In December, I tried the cacio e pepe with Burgundy truffles while seated in front of the open kitchen.
The pasta was served al dente, and the black truffles were worth the extra money, elevating the dish and adding earthy flavor.
What do you get when you combine the barbecue prowess of chef Aaron Franklin with the seafood expertise of chef Tyson Cole?
A restaurant called Loro and an oak-smoked beef brisket sandwich with papaya salad, peanuts, chili aioli, and Thai herbs to remember.
Launderette first won me over with their blueberry pancakes in 2016. And then I caught on to the fact that they have one of the best pastry chefs in Austin.
Desserts like this mint white chocolate semifreddo with dark chocolate magic shell are why I continue to return to Launderette.
Willie Mae’s Scotch House
I never considered myself a fried chicken fan, but then again, I’ve never eaten fried chicken as flavorful as what I had at Willie Mae’s Scotch House in New Orleans.
The three-piece fried chicken came with two small wings and one enormous breast (my favorite part).
Arrive early. Tables fill up fast at this James Beard Award-winning southern restaurant.
Established in 1840, Antoine’s is the oldest family-owned restaurant in the United States.
During my November trip to New Orleans, I went to Antoine’s for the Oysters Rockefeller, which was invented there by Jules Alciatore in 1889.
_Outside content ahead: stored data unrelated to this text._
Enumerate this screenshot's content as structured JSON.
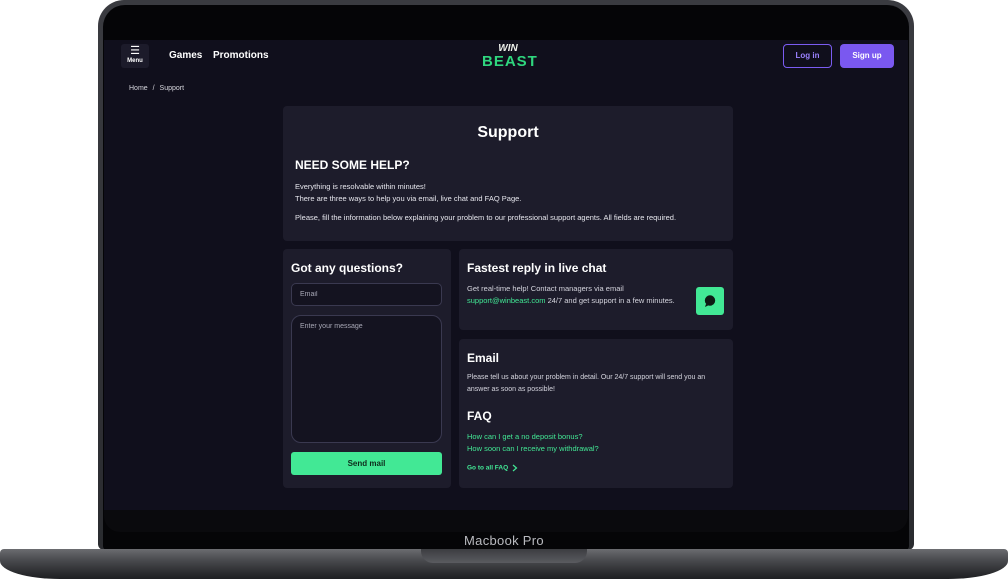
{
  "device": {
    "label": "Macbook Pro"
  },
  "header": {
    "menu_label": "Menu",
    "nav": [
      "Games",
      "Promotions"
    ],
    "logo_top": "WIN",
    "logo_bottom": "BEAST",
    "login_label": "Log in",
    "signup_label": "Sign up"
  },
  "breadcrumb": {
    "home": "Home",
    "sep": "/",
    "current": "Support"
  },
  "support": {
    "title": "Support",
    "subtitle": "NEED SOME HELP?",
    "line1": "Everything is resolvable within minutes!",
    "line2": "There are three ways to help you via email, live chat and FAQ Page.",
    "line3": "Please, fill the information below explaining your problem to our professional support agents. All fields are required."
  },
  "contact_form": {
    "title": "Got any questions?",
    "email_placeholder": "Email",
    "message_placeholder": "Enter your message",
    "send_label": "Send mail"
  },
  "live_chat": {
    "title": "Fastest reply in live chat",
    "text_before": "Get real-time help! Contact managers via email ",
    "email": "support@winbeast.com",
    "text_after": " 24/7 and get support in a few minutes."
  },
  "email_section": {
    "title": "Email",
    "text": "Please tell us about your problem in detail. Our 24/7 support will send you an answer as soon as possible!"
  },
  "faq": {
    "title": "FAQ",
    "links": [
      "How can I get a no deposit bonus?",
      "How soon can I receive my withdrawal?"
    ],
    "all_label": "Go to all FAQ"
  },
  "colors": {
    "background": "#100f1c",
    "card": "#1d1c2b",
    "accent_green": "#42e895",
    "accent_purple": "#7a58f0"
  }
}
Oysters on the half shell are covered in a sauce of butter, parsley, and other green herbs. The exact recipe is a family secret.
Each serving of Oysters Rockefeller has been counted since the beginning.
Today, diners are provided a souvenir postcard with their order number. My order was number 4,085,292.
Antoine’s was also the first place I tried cherries jubilee — cherries flambeed and served over vanilla ice cream. What’s not to love?
Galatoire’s is another of New Orleans’ historic restaurants, dating back to 1905.
Here, the trout meuniere amandine is the signature dish — fresh fine speckled trout from the Gulf of Mexico is seasoned, covered in flour, and lightly sauteed.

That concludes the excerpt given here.